L.A. County's unemployment picture continued to brighten in February as the jobless rate fell to 8.7 percent and employers added nearly 28,000 jobs to their payrolls, according to state figures released Friday.
The countywide unemployment rate dropped from 8.9 percent in January to reach its lowest level since October 2008. A year ago, the rate was 10.2 percent, according to the state Employment Development Department.
The February decrease reflected more economic strength as more residents reported finding work. In previous months, the rate drop was largely the result of people falling out of the count as their benefits expired, they returned to school, or they gave up looking for work.
Yet the county still trailed the statewide unemployment rate of 8 percent in February and was well behind the 6.7 percent reported for the nation. The picture remained worse in the county’s two largest cities, Los Angeles and Long Beach, which both had 9.8 percent unemployment.

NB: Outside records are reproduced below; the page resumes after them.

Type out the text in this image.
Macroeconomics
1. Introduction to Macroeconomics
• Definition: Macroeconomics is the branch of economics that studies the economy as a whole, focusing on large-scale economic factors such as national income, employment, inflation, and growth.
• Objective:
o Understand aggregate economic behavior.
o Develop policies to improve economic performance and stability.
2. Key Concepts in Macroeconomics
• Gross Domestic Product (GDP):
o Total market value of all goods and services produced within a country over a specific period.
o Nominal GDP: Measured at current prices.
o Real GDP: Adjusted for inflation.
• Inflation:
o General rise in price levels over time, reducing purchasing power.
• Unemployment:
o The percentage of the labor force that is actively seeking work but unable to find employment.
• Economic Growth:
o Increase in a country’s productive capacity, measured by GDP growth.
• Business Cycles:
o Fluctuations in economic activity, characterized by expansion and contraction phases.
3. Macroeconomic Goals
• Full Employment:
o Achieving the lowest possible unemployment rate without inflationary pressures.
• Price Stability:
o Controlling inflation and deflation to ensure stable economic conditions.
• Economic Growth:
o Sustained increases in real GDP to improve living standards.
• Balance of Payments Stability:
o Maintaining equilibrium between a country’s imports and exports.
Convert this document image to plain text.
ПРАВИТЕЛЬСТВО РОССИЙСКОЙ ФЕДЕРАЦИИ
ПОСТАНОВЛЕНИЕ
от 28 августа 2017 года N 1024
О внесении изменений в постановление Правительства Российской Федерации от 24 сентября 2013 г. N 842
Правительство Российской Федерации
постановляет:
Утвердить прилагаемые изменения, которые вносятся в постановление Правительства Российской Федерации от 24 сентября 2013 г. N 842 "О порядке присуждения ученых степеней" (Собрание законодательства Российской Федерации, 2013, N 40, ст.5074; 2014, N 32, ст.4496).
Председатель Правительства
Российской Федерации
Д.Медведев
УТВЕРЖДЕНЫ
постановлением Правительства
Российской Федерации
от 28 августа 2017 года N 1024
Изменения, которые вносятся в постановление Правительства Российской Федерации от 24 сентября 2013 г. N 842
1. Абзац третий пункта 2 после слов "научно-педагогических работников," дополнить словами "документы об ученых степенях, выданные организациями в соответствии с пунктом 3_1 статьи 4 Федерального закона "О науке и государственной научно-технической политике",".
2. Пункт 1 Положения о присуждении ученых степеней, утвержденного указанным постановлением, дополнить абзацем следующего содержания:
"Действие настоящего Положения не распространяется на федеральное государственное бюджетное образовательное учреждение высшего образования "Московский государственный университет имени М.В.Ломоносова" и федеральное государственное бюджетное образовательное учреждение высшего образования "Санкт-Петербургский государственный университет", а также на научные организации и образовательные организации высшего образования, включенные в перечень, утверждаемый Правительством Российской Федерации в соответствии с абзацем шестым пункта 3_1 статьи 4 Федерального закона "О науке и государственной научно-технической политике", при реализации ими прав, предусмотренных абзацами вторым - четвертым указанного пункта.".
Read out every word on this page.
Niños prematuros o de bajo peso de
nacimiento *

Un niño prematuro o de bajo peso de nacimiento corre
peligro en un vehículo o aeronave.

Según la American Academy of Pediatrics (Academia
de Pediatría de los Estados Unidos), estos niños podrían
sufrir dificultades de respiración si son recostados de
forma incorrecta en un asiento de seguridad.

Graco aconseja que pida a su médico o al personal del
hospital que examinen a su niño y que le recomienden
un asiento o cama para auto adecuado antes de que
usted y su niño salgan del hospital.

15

Meanwhile, the 27,700 jump in payroll jobs marked a turnaround from January, when the county lost 63,000 jobs due mostly to post-holiday retail layoffs. The county had a total of just over 4.15 million jobs in February, still about 45,000 short of its all-time peak of 4.2 million jobs in early 1990.
The retail sector lost another 5,600 jobs in February, but nearly every other sector reported gains. Private educational services led the pack with 8,600 more jobs, while professional and business services added 7,500. Even government, after three years of cutbacks, began to show growth again, adding a net 5,000 jobs across local, state and federal agencies.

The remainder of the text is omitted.